90
На другой день Сергей сбежал с работы уже в четыре часа и, примчавшись домой, стал приводить себя в порядок.
Он принял ванну, побрился, потом надел глаженые брюки, рубашку и отправился к Лехе.
В шесть часов они оба — в новых сандалетах — уже сидели на лавочке возле тютюнинского подъезда и ревниво поглядывали на проходивших мимо соседей, сжимая в руках яркие открытки приглашений.
— Продаёте, что ли, чего? — спросила заинтересовавшаяся приятельница Живолуповой баба Дуся.
— Нет, бабуль. Все в порядке. Иди давай, — нервно отмахнулся Окуркин.
— А чего это? — заупрямилась старушка. — Я в этом подъезде с шестьдесят второго года живу. Имею право здесь находиться.
— Ты чего, баба Дуся, заклинила, что ли? Нашему дому всего четыре года! — напомнил Леха.
— Да? Ну и пусть. А зато я с сорок восьмого года в партии состою! Что, съел?
Баба Дуся попыталась сложить дулю и показать её Окуркину, но пальцы старушку уже не слушались, и она просто уселась на противоположную скамейку.
— Кажется, ей тоже дали приглашение… — уголком рта проговорил Окуркин.
— С чего ты взял? — так же скривив рот, спросил Тютюнин.
— Ну видишь… Сидит. Значит, очередь заняла.
— Да быть того не может. Нас-то пригласили как лучших в Черноземье приёмщиков и квасолабальщиков…
— Болтальщиков…
— Чего?
— Квасоболтальщик я.
— Ну вот и я говорю. А ей за что такая честь?
— Так она же сама только что проговорилась… С сорок восьмого года в партии…
— Причём здесь п… партия? Слушай, Леха, я больше не могу так морду кривить — у меня челюсть судорогой сводит…
— Давай просто шёпотом.
— Давай. Так при чем здесь партия?
— При том, что бал-концерт могла организовать компартия России. Коммунисты.
— Откуда у них деньги на лимузины, ты что?
— Тихо. Не шуми, а то эта карга ухи навострила. Пеленговать нас пытается. Ладно, сейчас я попробую кое-что выяснить.

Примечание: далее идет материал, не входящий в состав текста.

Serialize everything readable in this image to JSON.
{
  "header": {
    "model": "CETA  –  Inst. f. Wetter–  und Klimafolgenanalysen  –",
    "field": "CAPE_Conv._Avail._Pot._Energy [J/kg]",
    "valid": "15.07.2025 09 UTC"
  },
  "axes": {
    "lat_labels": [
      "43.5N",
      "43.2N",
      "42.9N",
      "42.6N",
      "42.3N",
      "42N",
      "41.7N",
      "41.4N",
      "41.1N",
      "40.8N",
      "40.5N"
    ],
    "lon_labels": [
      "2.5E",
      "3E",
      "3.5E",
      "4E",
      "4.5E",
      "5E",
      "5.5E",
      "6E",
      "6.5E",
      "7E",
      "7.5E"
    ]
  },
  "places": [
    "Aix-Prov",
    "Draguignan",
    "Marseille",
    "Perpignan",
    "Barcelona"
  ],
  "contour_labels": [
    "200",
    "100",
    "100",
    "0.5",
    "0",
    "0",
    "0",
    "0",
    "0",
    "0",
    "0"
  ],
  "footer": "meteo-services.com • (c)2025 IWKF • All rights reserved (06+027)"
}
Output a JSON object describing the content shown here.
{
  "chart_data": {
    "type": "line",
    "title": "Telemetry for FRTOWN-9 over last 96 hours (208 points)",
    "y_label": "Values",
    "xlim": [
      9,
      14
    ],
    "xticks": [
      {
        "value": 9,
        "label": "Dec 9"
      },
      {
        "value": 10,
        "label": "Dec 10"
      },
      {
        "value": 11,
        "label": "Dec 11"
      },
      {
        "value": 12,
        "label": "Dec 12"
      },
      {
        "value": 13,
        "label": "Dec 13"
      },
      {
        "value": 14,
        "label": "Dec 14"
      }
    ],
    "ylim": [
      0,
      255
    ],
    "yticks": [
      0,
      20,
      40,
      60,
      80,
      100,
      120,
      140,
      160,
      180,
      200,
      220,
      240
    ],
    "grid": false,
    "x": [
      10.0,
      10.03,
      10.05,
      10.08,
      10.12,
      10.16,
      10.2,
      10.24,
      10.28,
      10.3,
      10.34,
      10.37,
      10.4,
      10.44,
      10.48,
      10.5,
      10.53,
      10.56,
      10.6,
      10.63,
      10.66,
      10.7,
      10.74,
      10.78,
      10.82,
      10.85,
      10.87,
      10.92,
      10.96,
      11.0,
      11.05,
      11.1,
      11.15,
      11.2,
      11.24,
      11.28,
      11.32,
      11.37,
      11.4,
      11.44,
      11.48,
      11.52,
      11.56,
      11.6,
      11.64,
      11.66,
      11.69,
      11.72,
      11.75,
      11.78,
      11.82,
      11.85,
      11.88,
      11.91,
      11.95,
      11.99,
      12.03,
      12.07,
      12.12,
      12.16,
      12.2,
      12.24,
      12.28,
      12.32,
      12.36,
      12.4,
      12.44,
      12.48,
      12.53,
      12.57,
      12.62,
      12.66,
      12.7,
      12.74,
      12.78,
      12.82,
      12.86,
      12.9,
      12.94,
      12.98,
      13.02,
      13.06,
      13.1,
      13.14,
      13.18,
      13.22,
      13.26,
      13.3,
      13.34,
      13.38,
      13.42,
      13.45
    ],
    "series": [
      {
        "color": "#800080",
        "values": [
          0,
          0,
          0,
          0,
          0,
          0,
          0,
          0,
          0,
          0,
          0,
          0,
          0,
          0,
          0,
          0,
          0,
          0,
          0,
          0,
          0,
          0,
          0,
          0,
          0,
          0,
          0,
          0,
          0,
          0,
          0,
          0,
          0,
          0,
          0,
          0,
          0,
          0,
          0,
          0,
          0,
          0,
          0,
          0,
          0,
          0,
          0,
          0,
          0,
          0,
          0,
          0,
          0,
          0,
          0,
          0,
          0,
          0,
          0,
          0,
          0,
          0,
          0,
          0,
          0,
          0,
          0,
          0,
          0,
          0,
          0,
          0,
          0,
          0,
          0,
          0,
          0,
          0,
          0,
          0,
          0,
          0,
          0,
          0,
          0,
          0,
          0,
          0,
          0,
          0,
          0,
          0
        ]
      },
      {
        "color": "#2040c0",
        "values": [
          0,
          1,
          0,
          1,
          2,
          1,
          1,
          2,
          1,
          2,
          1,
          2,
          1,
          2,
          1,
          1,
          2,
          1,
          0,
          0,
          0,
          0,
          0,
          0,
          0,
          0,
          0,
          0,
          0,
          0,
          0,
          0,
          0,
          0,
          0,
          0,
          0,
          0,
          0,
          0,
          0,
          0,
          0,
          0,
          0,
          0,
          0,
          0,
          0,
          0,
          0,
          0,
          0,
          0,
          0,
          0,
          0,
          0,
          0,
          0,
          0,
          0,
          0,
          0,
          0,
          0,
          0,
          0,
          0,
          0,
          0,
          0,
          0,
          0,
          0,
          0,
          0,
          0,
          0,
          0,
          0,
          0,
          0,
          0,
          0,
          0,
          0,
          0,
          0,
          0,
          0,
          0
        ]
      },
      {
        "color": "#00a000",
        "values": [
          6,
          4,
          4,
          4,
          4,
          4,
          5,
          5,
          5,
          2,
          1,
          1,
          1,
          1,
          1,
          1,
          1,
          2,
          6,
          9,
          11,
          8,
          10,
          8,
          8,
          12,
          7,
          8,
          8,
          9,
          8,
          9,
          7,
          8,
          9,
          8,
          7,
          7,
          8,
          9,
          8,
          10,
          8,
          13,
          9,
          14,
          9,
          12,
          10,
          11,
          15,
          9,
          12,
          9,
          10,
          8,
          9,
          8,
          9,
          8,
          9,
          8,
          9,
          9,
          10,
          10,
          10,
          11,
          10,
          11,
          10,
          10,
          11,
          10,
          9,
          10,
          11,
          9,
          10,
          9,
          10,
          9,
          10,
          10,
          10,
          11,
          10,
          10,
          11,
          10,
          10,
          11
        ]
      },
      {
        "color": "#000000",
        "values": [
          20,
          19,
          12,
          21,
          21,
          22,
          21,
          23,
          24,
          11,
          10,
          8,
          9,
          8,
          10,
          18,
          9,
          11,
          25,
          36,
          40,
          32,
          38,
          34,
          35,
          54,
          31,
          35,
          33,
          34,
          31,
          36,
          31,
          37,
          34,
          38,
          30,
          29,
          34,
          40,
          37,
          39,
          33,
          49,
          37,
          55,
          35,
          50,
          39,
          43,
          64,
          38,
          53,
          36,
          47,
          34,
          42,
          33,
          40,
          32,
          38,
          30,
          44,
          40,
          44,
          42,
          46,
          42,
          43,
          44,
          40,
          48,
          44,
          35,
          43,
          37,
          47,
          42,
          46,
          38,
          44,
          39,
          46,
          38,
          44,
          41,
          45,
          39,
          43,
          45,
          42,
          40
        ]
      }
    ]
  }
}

Окуркин улыбнулся бабе Дусе, как новообретенный родной внук, и спросил:
— Баб Дусь, а ты чего так рано вышла-то? Лимузин раньше полдевятого не появится.
— А не твоё дело, Лешка-алкоголик! — отрезала баба Дуся, утвердив Окуркина в мысли, что она основной и очевидный конкурент.
Пошатываясь, мимо прошёл жилец соседнего подъезда — Вася Магарыч. Дрейфуя вдоль поломанной оградки, словно корабль без управления, он с трудом поменял курс и с ходу упал на скамейку рядом с бабой Дусей.
— Ой, — сказал Магарыч, пытаясь сесть, — Ой, где это я?
— У второго подъезда, Вася, — ответила сердобольная баба Дуся.
В отличие от других хроников двора Васю уважали все старушки, поскольку он считался настоящим сумасшедшим и посмотреть на него приходили люди с других дворов.
— У второго подъезда… — повторил Вася. — А куда я шёл-то?
— Да кто же тебя, сердешного, знает, куда ты шёл, — развела руками баба Дуся.
Во двор въехала чёрная «Волга».
Леха и Сергей невольно вскочили и проводили машину взглядами до пятого подъезда. Там «Волга» остановилась, и из неё вышли двое джигитов, которые затем выволокли из салона связанного блеющего барана.
Тютюнин с Окуркиным переглянулись и сели обратно.
— Ещё только без десяти семь, — тихо сказал Леха. Сергей кивнул. Он старался выглядеть невозмутимым,
Однако тот факт, что Вася Магарыч прочно сидел на лавочке рядом с бабой Дусей и никуда не уходил, говорил о том, что и он, прикрываясь пьяным видом, занял место в очереди.
— В любом случае мы первые, — угадав Серегины мысли, сказал Леха. — Причём заметь, в лимузине никакие пенсионные удостоверения не действуют. Это я тебе говорю.
И они снова стали ждать.
Мимо пробежал бультерьер Дроссель., все в том же кожаном пиджаке, который достался ему во время совместного с Лехой и Сергеем путешествия в параллельные миры.
Бультерьер тащил в пасти старый милицейский сапог и коротко кивнул Серёге и Лехе.
Те кивнули в ответ.
Бультерьер побежал дальше. Совсем недавно эта много повидавшая собака подверглась тяжёлому испытанию.
Дроссель подсел на токсичные резиновые калоши, и все думали, что долго он не протянет, однако пёс нашёл в себе силы отказаться от вредной привычки, тем самым продемонстрировав пример настоящего собачьего мужества.